According to the scenario set out in the book, which is due to be published here later this year, O groups were the first to evolve about 50,000 years ago, when humans were hunter-gatherers and were eating a fairly carnivorous diet. Nowadays Os are found everywhere, but they are especially common among Africans and American Indians.

Next to appear were the As, between 25,000BC and 15,000BC, whose diet was more vegetarian. Today many Japanese and western Europeans are As.

Then came Bs - 15,000BC to 10,000BC - now most common among eastern Europeans, east Indians, northern Chinese and Koreans, who began as cattle herders and are now highly tolerant of dairy products. However, they are at greater risk of bladder and kidney infections because they tend to lack an antibody that gives protection against certain bacterial diseases. The most recent arrivals are the ABs - the "modern diet blood group", according to D'Adamo - who can tolerate a wide range of food types. They appeared in Europe around 900AD.

"It's a very interesting idea," says David Weatherall, a professor of medicine at Oxford University. "We've known for some time that there is a link between blood groups and disease - O and ulcers, for instance - and it does seem likely that a particular group developed because it gave the people who had it protection against various infectious diseases such as malaria. I suppose there could be a link to food; it would be interesting to test it."

Blood groups were first discovered at the end of the last century as a result of research into why some blood transfusions failed. As we now know, you cannot put type A into someone with type B because markers on the surface of the blood cells identify the newcomer as foreign. D'Adamo's book takes this idea further and suggests that certain foods may be rejected in the same way.

The way this works is via markers, known as lectins, that are found on the surface of both body cells and those of plants. Sometimes they are incompatible, and when this happens they clump together and everything works far less efficiently. Bananas, for instance, are highly beneficial for Bs and ABs, neutral for type Os, and to be avoided by As. Long term, the clash between the lectins can lead to the degenerative diseases that are so common in the West.

So far the evidence for the theory comes largely from clinical work with patients, but large-scale studies should not be hard to do. D'Adamo's chronology is certainly open to question: there were plenty of early human vegetarians before 50,000BC, so what happened to them? But putting dates to something that leaves as little trace as changes in diet is hard. The meat-eating American Indians are something of a problem, too, since humans didn't arrive in the Americas until comparatively late - 15,000BC to 12,000BC, long after carnivorous Os developed - and they came from what is now northern China, from people who are now Bs and happy with dairy products.

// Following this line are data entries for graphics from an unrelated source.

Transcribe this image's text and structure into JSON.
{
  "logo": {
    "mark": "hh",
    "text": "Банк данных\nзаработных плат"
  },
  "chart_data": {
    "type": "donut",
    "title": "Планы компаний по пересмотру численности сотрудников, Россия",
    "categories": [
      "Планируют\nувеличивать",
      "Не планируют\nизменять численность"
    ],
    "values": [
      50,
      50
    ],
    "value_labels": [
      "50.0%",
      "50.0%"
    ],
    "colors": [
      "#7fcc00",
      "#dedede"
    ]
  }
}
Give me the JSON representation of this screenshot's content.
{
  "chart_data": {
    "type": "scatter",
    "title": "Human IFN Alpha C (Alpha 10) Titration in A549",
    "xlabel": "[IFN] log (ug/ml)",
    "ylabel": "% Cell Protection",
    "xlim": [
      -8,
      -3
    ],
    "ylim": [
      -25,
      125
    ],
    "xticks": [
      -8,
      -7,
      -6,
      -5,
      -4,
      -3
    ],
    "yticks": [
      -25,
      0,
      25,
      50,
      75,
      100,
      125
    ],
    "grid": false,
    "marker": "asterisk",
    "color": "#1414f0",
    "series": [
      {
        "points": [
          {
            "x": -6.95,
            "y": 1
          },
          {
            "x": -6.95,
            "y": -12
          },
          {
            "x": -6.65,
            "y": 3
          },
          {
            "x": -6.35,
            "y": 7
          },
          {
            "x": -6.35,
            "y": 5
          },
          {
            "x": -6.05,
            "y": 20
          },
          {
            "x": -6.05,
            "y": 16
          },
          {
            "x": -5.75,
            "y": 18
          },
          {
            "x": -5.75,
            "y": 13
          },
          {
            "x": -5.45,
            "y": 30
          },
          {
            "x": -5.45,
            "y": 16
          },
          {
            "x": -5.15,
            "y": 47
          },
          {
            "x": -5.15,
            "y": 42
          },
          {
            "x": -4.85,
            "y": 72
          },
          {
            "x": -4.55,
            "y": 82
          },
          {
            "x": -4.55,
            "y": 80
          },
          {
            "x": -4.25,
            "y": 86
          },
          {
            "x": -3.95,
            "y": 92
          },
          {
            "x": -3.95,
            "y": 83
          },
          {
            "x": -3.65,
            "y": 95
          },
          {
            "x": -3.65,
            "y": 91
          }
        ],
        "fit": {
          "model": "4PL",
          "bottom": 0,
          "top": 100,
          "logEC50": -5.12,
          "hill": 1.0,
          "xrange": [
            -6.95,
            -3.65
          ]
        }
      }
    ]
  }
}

But, at a practical level, the approach obviously works for some.

"Different foods have different effects depending on your blood type," says D'Adamo. "For instance meat, which is fine for Os, will tend to slow down digestion and metabolism for As, while carbohydrates have the opposite effect." It certainly gives a new twist to losing weightn

Know your blood type

Blood type is O: Eat meat (high protein, low carbohydrate). Cut out wheat and most other grains. Engage in vigorous aerobic exercise. Your risk factors for ulcers and inflammatory diseases such as arthritis increase if you eat incorrectly for your type.

Blood type is A: You should be largely vegetarian (high carbohydrate, low fat). Engage in gentle exercise such as yoga or golf. Meditate to deal with stress. Your risk factors for cancer and heart disease increase if you eat incorrectly.

Blood type B: You should have the most varied diet of all the blood types, one including meat; yours is the only blood type that does well with dairy products. Engage in exercise such as moderate swimming or walking. Your risk for slow-growing viruses that attack the nervous system increases if you eat incorrectly for your type.

Blood type AB: You have most of the benefits and intolerances of types A and B. Engage in calming exercises and relaxation techniques. You have the friendliest immune system.